Changes in Extratropical Cyclone Precipitation and Associated Processes during the Twenty-First Century over Eastern North America and the Western Atlantic Using a Cyclone-Relative Approach

Abstract

This study investigates the future change in precipitation associated with extratropical cyclones over eastern North America and the western Atlantic during the cool season (November–March) through the twenty-first century. A cyclone-relative approach is applied to 10 models from phase 5 of the Coupled Model Intercomparison Project (CMIP5) in order to isolate precipitation changes for different cyclone intensities and storm life cycle, as well as determine the relevant physical processes associated with these changes.

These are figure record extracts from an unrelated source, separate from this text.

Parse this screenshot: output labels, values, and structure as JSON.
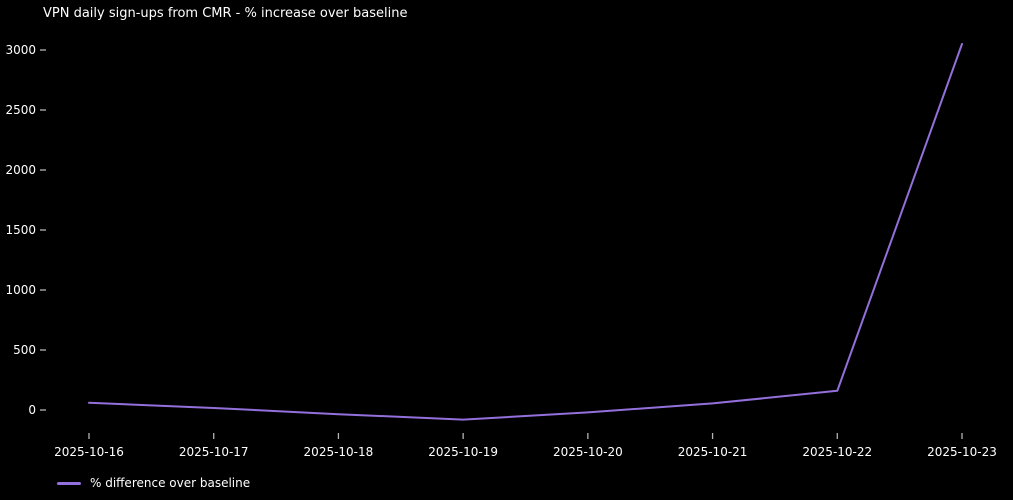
{
  "title": "VPN daily sign-ups from CMR - % increase over baseline",
  "legend": {
    "label": "% difference over baseline"
  },
  "colors": {
    "background": "#000000",
    "text": "#ffffff",
    "tick": "#b3b3b3",
    "line": "#9370db"
  },
  "chart_data": {
    "type": "line",
    "title": "VPN daily sign-ups from CMR - % increase over baseline",
    "x": [
      "2025-10-16",
      "2025-10-17",
      "2025-10-18",
      "2025-10-19",
      "2025-10-20",
      "2025-10-21",
      "2025-10-22",
      "2025-10-23"
    ],
    "series": [
      {
        "name": "% difference over baseline",
        "color": "#9370db",
        "values": [
          60,
          17,
          -35,
          -80,
          -20,
          55,
          160,
          3050
        ]
      }
    ],
    "xlabel": "",
    "ylabel": "",
    "y_ticks": [
      0,
      500,
      1000,
      1500,
      2000,
      2500,
      3000
    ],
    "ylim": [
      -180,
      3120
    ],
    "grid": false,
    "axis_spines": false,
    "legend_position": "lower-left"
  }
}
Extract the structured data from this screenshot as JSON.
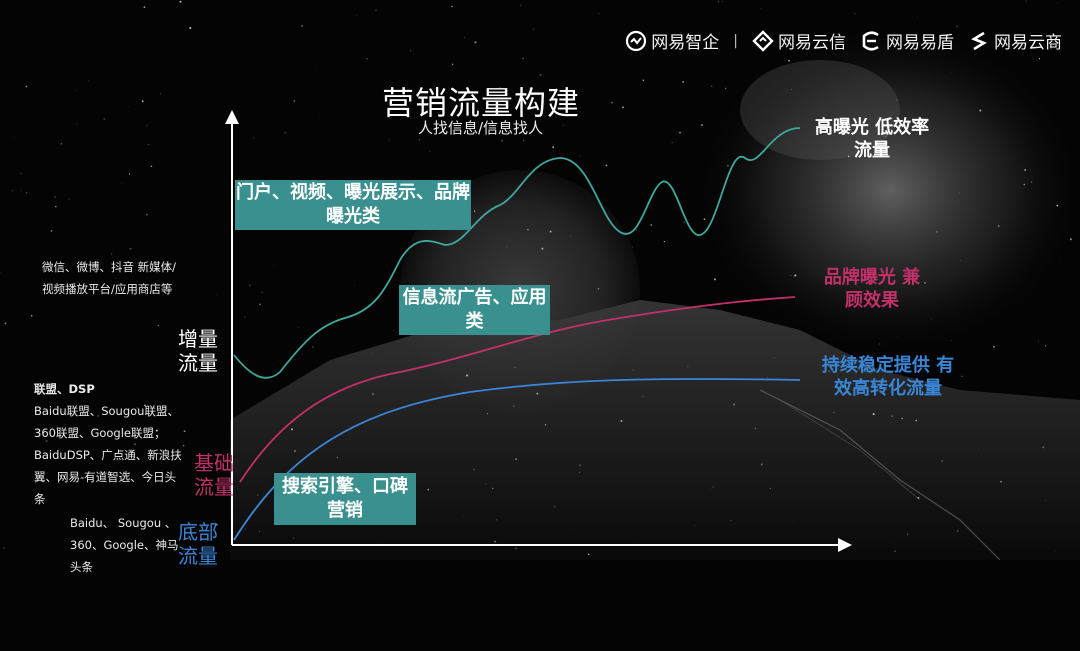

The historical analysis suggests that models with better performance in predicting extratropical cyclones tend to have smaller precipitation errors, and the ensemble mean has a smaller mean absolute error than the individual models. By the late-twenty-first century, the precipitation amount associated with cyclones increases by 5%–25% over the U.S. East Coast, with about 90% of the increase from the relatively strong (<990 hPa) and moderate (990–1005 hPa) cyclones. Meanwhile, the precipitation rate increases by 15%–25% over the U.S. East Coast for the strong cyclone centers, which is larger than the moderate and weak cyclones. The relatively strong cyclones just inland of the U.S. East Coast have the largest increase (~30%) in precipitation rate, since these centers over land have the largest increase in low-level temperature (and moisture), a decrease (5%–13%) in the static stability, and an increase (~5%) in upward motion during the late-twenty-first century. This east coast region also has an increase in cyclone intensity in the future even though there is a decrease in low-level baroclinicity, which suggests that the latent heat release from heavier precipitation contributes to this storm deepening.